OQ Exploration and Production may gain from both higher oil production and better prices. At the same time, OQ Base Industries could see higher profit margins in the chemicals sector as global supply chains become tighter due to the conflict.
Travel and tourism stocks fall
While energy companies are gaining, the situation is very different for travel and tourism businesses.
According to Abbas, investors are becoming cautious about airline, travel, and tourism companies. However, many large regional airlines such as Emirates and Qatar Airways are state-owned and not publicly listed, meaning their shares are not traded on stock markets.
Even so, the effects of the conflict are clearly spreading to related industries.
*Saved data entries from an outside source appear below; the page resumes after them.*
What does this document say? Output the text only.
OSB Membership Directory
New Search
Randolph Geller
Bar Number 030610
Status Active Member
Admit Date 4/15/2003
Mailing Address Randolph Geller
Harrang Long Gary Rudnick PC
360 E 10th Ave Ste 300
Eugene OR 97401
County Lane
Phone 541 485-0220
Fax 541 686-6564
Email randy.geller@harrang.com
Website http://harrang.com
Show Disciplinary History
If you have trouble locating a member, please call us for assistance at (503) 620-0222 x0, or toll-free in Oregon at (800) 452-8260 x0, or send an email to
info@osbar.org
Companies involved in airport services, hotels, and tourism are likely to face difficulties as travel disruptions reduce the number of visitors. Abbas also said that the negative impact can spread to other sectors such as real estate, financial services, and industrial companies.
For example, shares of the budget airline Air Arabia fell by about 9.6% during the week after the conflict began. Airlines have been forced to cancel thousands of flights due to airspace restrictions across the region.
Another budget airline, flynas, also saw its shares drop by around 2%.
Meanwhile, the major real estate developer Emaar Properties experienced a similar decline, with its stock falling 9.6% during the same period.
Mixed performance in regional markets
Stock markets across the Gulf region showed mixed performance during the week.
The main stock index in Dubai fell by nearly 6%, while the benchmark index in Abu Dhabi declined by around 5%.
However, Saudi Arabia performed better. Its main market index, Tadawul All Share Index, increased by about 2.9%. Strong performance by major companies such as Saudi Aramco and Al Rajhi Bank helped support the market.
Elsewhere, Qatar’s QE Index fell by 3.2% due to declines in large companies, while Oman’s MSX 30 Index dropped slightly by 0.2%.
Oil price outlook
Looking ahead, Abbas believes oil prices may stay high in the short term. One major reason is the disruption in the Strait of Hormuz.
Reports suggest that oil tanker traffic through the strait has dropped by about 92%. Since around 20% of the world’s oil passes through this route, any disruption quickly increases the risk of higher oil prices.
If the disruptions continue, oil markets are likely to keep factoring in supply risks, which could support higher prices. However, Abbas says the future direction of oil prices will largely depend on how quickly tensions in the region decrease and shipping returns to normal.
Risks for the region
At the moment, the biggest risk for Gulf markets is a longer conflict that could seriously affect energy trade routes, especially in the Strait of Hormuz where tanker movement has already slowed sharply.
Higher oil prices usually support the economies of GCC countries. However, Abbas says markets prefer stability rather than a price rise caused by conflict.
Turabee added that Oman’s geographic location and strategy give it some advantages during uncertain times. The country could attract more global demand as companies look for safer energy and logistics hubs.
However, he warned that a major escalation of the conflict would increase risks for all economies in the region. Historically, long regional conflicts have not been good for any country in the Middle East.
For now, the conflict is clearly changing investor behaviour across Gulf markets. Energy companies are benefiting from higher oil prices and supply concerns, while aviation, tourism, and property companies are facing losses due to travel disruptions.
The future performance of regional stock markets will depend largely on how the situation develops. If tensions ease quickly, stability may return to energy routes and investor confidence. But if the conflict continues to escalate, market volatility is likely to remain high.